I have a 60 1/2 rabbet block plane. By virtue of it being a rabbet plane, it can do something a regular block plane can't.  What I'm wondering is: Are there things a regular block plane can do that a rabbet block plan can't, or maybe just do better?

Thx, Jeff


RE: Question about block planes - Aram - 02-07-2019

(02-07-2019, 01:45 PM)MVWoodworks Wrote: I have a 60 1/2 rabbet block plane. By virtue of it being a rabbet plane, it can do something a regular block plane can't.  What I'm wondering is: Are there things a regular block plane can do that a rabbet block plan can't, or maybe just do better?

Thx, Jeff

A regular block plane is a lot less likely to leave blood on your workpiece.

Big Grin

I'm curious about this too. I've heard of people using rabbet block planes as regular block planes. I don't see why you couldn't do that. A couple possible considerations, besides blood trails:

1. Many rabbet block planes do not have adjustable mouths. You might want that feature.
2. For rabbets, you want a straight, square blade. For general use, you probably want a light curve, or at least relieved corners. So you might end up with one rabbet block plane with two blades. Maybe more, if you want to add microbevels for different cutting angles.

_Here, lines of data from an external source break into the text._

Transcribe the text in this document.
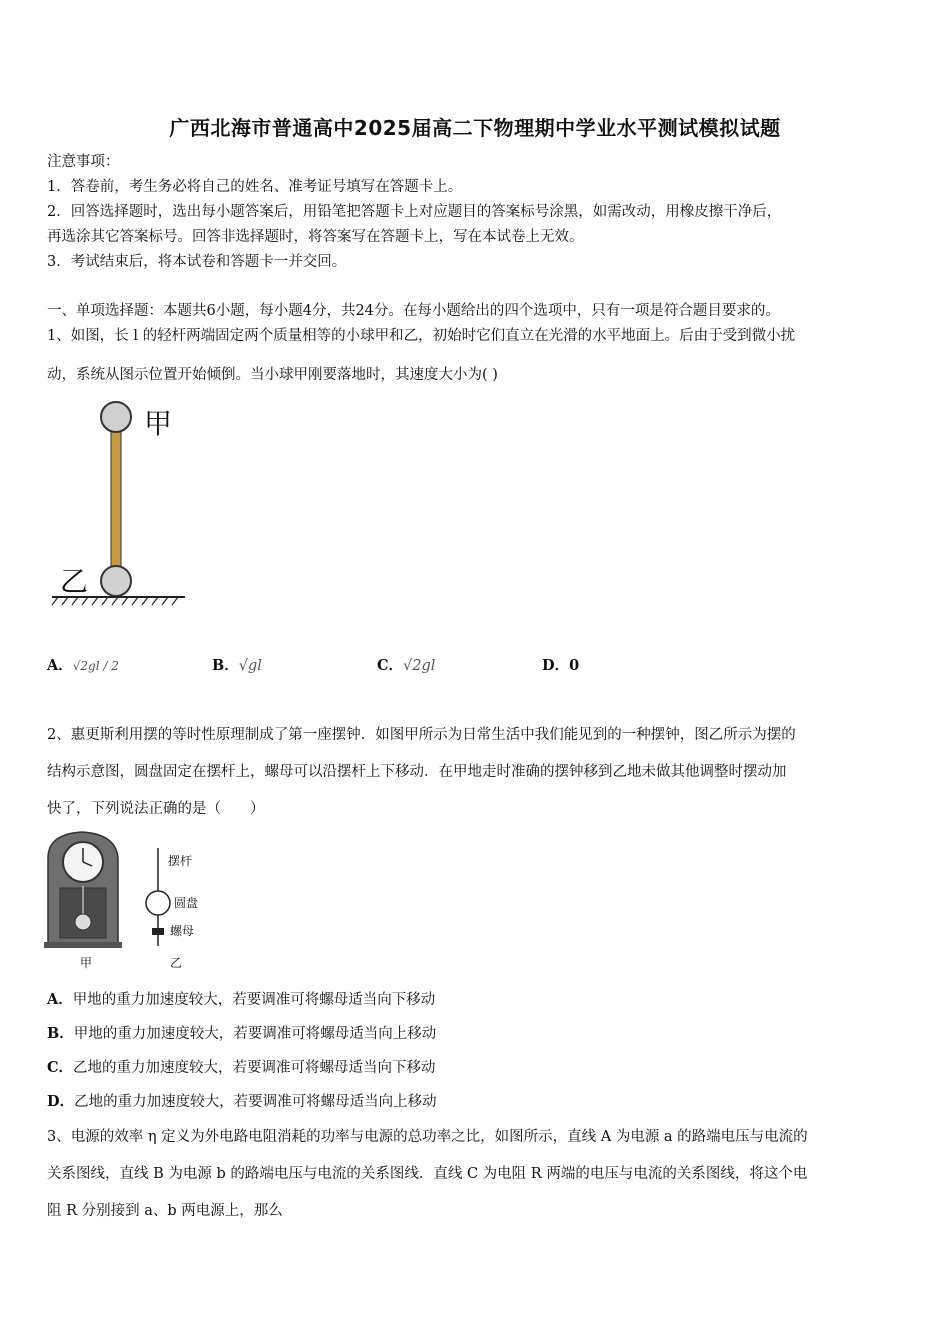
广西北海市普通高中2025届高二下物理期中学业水平测试模拟试题
注意事项：
1．答卷前，考生务必将自己的姓名、准考证号填写在答题卡上。
2．回答选择题时，选出每小题答案后，用铅笔把答题卡上对应题目的答案标号涂黑，如需改动，用橡皮擦干净后，
再选涂其它答案标号。回答非选择题时，将答案写在答题卡上，写在本试卷上无效。
3．考试结束后，将本试卷和答题卡一并交回。
一、单项选择题：本题共6小题，每小题4分，共24分。在每小题给出的四个选项中，只有一项是符合题目要求的。
1、如图，长 l 的轻杆两端固定两个质量相等的小球甲和乙，初始时它们直立在光滑的水平地面上。后由于受到微小扰
动，系统从图示位置开始倾倒。当小球甲刚要落地时，其速度大小为( )
甲
乙
A．√2gl / 2	B．√gl	C．√2gl	D．0
2、惠更斯利用摆的等时性原理制成了第一座摆钟．如图甲所示为日常生活中我们能见到的一种摆钟，图乙所示为摆的
结构示意图，圆盘固定在摆杆上，螺母可以沿摆杆上下移动．在甲地走时准确的摆钟移到乙地未做其他调整时摆动加
快了，下列说法正确的是（　　）
摆杆
圆盘
螺母
甲	乙
A．甲地的重力加速度较大，若要调准可将螺母适当向下移动
B．甲地的重力加速度较大，若要调准可将螺母适当向上移动
C．乙地的重力加速度较大，若要调准可将螺母适当向下移动
D．乙地的重力加速度较大，若要调准可将螺母适当向上移动
3、电源的效率 η 定义为外电路电阻消耗的功率与电源的总功率之比，如图所示，直线 A 为电源 a 的路端电压与电流的
关系图线，直线 B 为电源 b 的路端电压与电流的关系图线．直线 C 为电阻 R 两端的电压与电流的关系图线，将这个电
阻 R 分别接到 a、b 两电源上，那么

RE: Question about block planes - AHill - 02-07-2019

A regular block plane can fit in your pocket without much worry about making a hole in your pocket. You can find pocket-sized regular block planes, but not so much with rabbet planes, where the width of the blade needs to accommodate a "normal" rabbet width. Regular block planes also tend to be easier to hold, because you can grab the sides without risking touching the blade. Because the sides of a regular block plane are solid and usually pretty square to the sole, you can shoot with a regular block plane, but not with a rabbet plane.


RE: Question about block planes - MVWoodworks - 02-07-2019

Thanks to both of you, great information.


RE: Question about block planes - Rob Young - 02-08-2019

Can't use a rabbeting block plane on a small shooting board. Handy to have if you work small pieces.

And as mentioned above, for the 60-1/2R to work as a rabbet plane, you need a blade that has square corners and protrudes just a smidgen. Using this blade and attempting to use the plane as a regular block plane invites tracks and gouges. Multiple blades is a solution.

And if you have one of the LN 60-1/2Rs with the nickers, don't forget to retract them before doing smoothing work.

To me, the 60-1/2R has always seemed like a solution in search of a problem. I don't find it to be a great rabbet plane or a great block plane.

The 140 skew rabbet block planes attempt to deal with this by having a removable side and for the most part it does work. But this makes it a bit fiddly.

I use a rabbet plane as a rabbet plane and a block plane as a block plane. And I use a shoulder plane as a shoulder plane, they don't make very good rabbet planes. This fits well with the "more tools is better" philosophy that makes the world go around.